‘11 hoog / bouwt de woordenwichelaar zijn laatste nest,’ schreef Adriaan de Roover in ‘Halewijnlaan’ uit Enkelvoudig blauw (Demian, 2011), zijn sterke finale dichtbundel. Dinsdag 20 september overleed hij, drieënnegentig jaar oud.
De Roover was een van de belangrijkste Vlaamse experimentele dichters. In bundels als Woordschurft (1953) en Vvrede gedichten (1965) zette hij de taal in om woorden uit hun vastgeroeste betekenissen te lichten en beelden op te roepen waarin de pijn, de schoonheid en het onvatbare van het leven vervat lagen. De poëzie van Paul van Ostaijen was voor hem daarbij een blijvende inspiratiebron. ‘Geen Vlaamse dichter is ooit zo diep tot de essentie van de poëzie doorgedrongen als Paul van Ostaijen,’ schreef hij in Paul van Ostaijen (1968), een deeltje in de Ontmoetingen-reeks van Desclée De Brouwer.
De Roover zag de moderne kunst, de jazz en de experimentele poëzie als een weerwoord op de dwingende taal van machthebbers en demagogen. Tekst alleen was daarom al snel niet meer genoeg voor hem. De Roover maakte (en exposeerde) talrijke collages en objecten waarin hij het woord nog meer vrijheid bood. Als groot liefhebber van de Romaanse kunst voelde hij diepe verwantschap met de middeleeuwse meesters in wier beeldhouwwerken hij de gebalde expressie herkende die hij zocht in de (visuele) poëzie. Zijn Ontmoeting met de Romaanse kunst (2007) was hemzelf het meest dierbaar.
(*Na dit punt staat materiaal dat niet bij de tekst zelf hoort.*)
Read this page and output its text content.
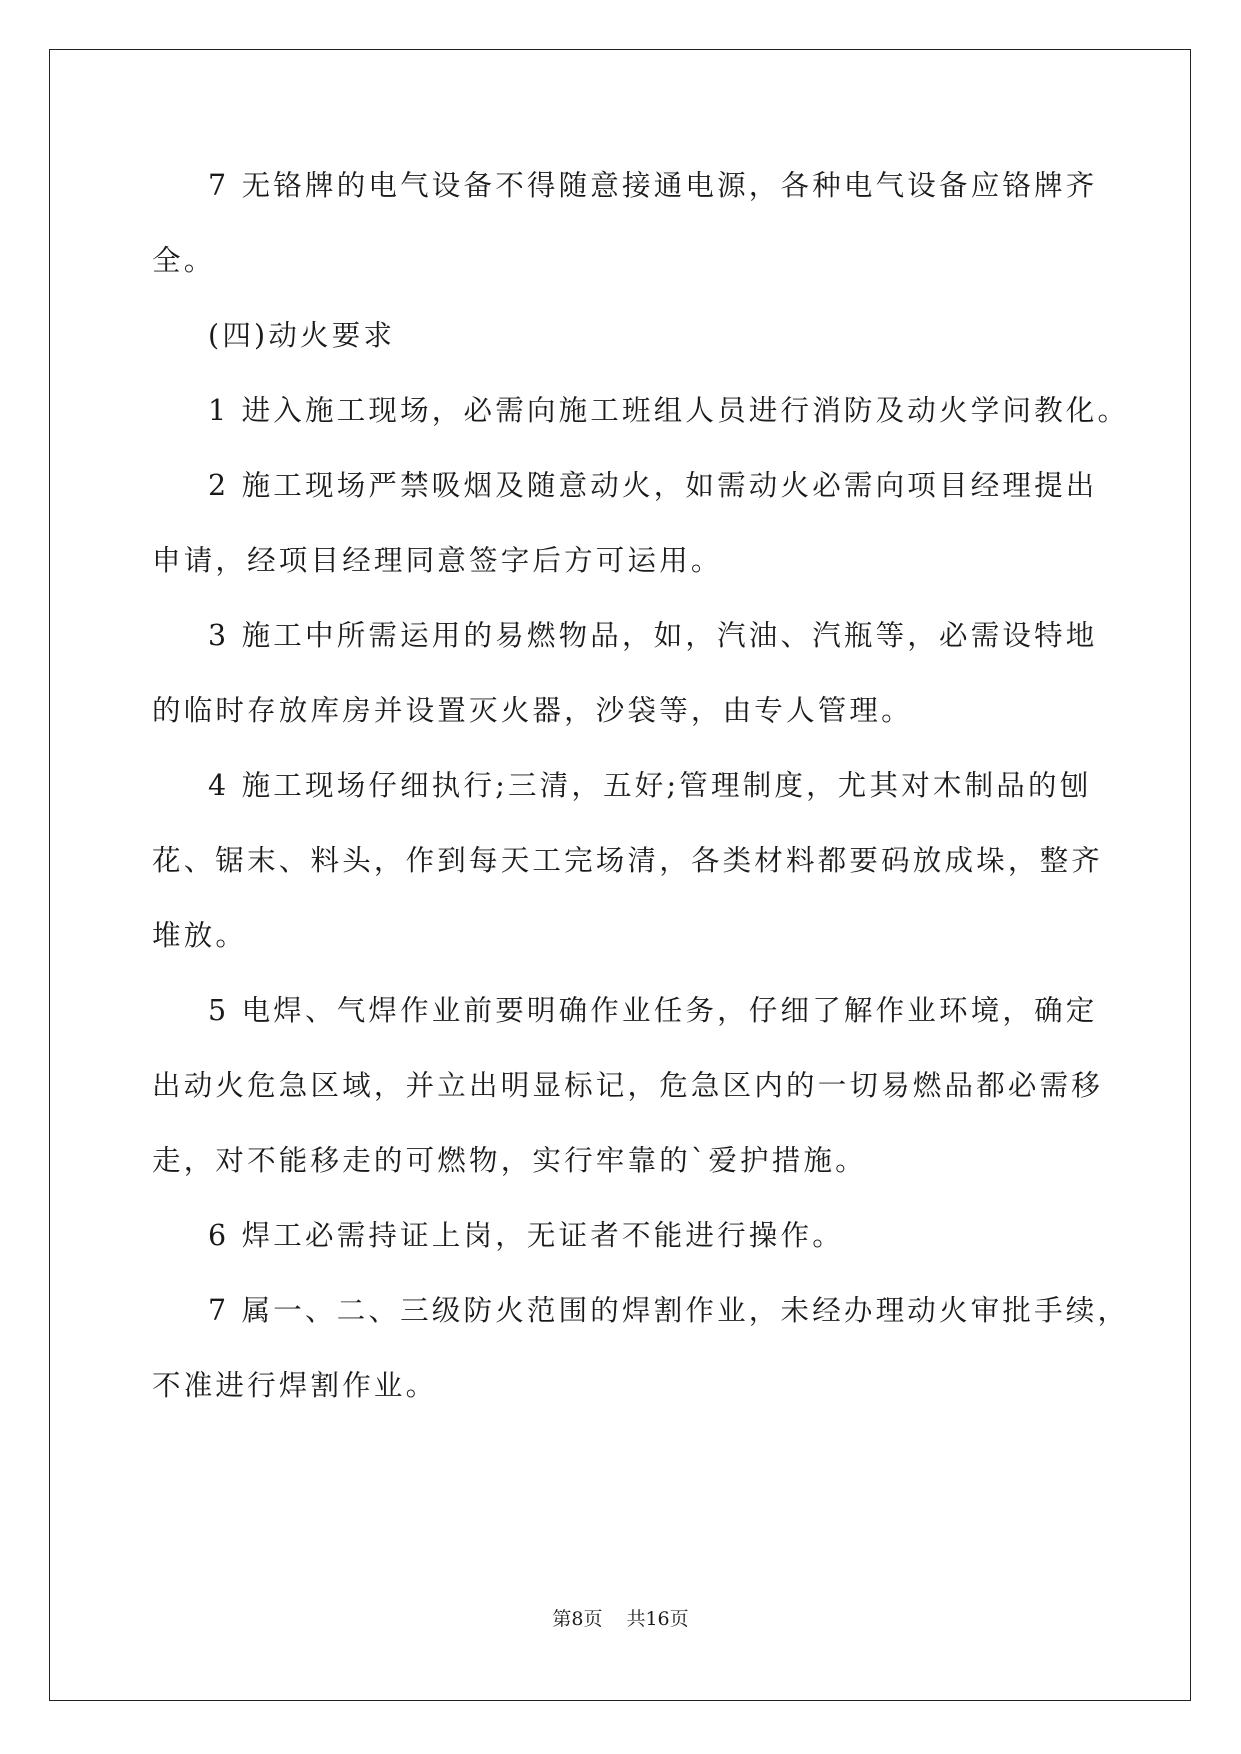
7 无铬牌的电气设备不得随意接通电源，各种电气设备应铬牌齐
全。
(四)动火要求
1 进入施工现场，必需向施工班组人员进行消防及动火学问教化。
2 施工现场严禁吸烟及随意动火，如需动火必需向项目经理提出
申请，经项目经理同意签字后方可运用。
3 施工中所需运用的易燃物品，如，汽油、汽瓶等，必需设特地
的临时存放库房并设置灭火器，沙袋等，由专人管理。
4 施工现场仔细执行;三清，五好;管理制度，尤其对木制品的刨
花、锯末、料头，作到每天工完场清，各类材料都要码放成垛，整齐
堆放。
5 电焊、气焊作业前要明确作业任务，仔细了解作业环境，确定
出动火危急区域，并立出明显标记，危急区内的一切易燃品都必需移
走，对不能移走的可燃物，实行牢靠的`爱护措施。
6 焊工必需持证上岗，无证者不能进行操作。
7 属一、二、三级防火范围的焊割作业，未经办理动火审批手续，
不准进行焊割作业。
第8页 共16页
De Roover beleefde de afgelopen jaren een revival. Enkelvoudig blauw werd genomineerd voor de Paul Snoekprijs en zijn gedicht ‘Mijn stad’ kijkt sinds 2011 vanaf de gevel van een flatgebouw op de Antwerpse linkeroever uit over zijn geliefde stad. ‘Hier kan ik oud worden,’ besluit hij in dat gedicht, ‘als een kei in diep groen water.’ Daar, aan de oever van de Schelde, zal hij nog vele passanten ervoor behoeden het leven te aanvaarden zoals het ze wordt voorgeschreven.
Matthijs de Ridder
Comments are closed.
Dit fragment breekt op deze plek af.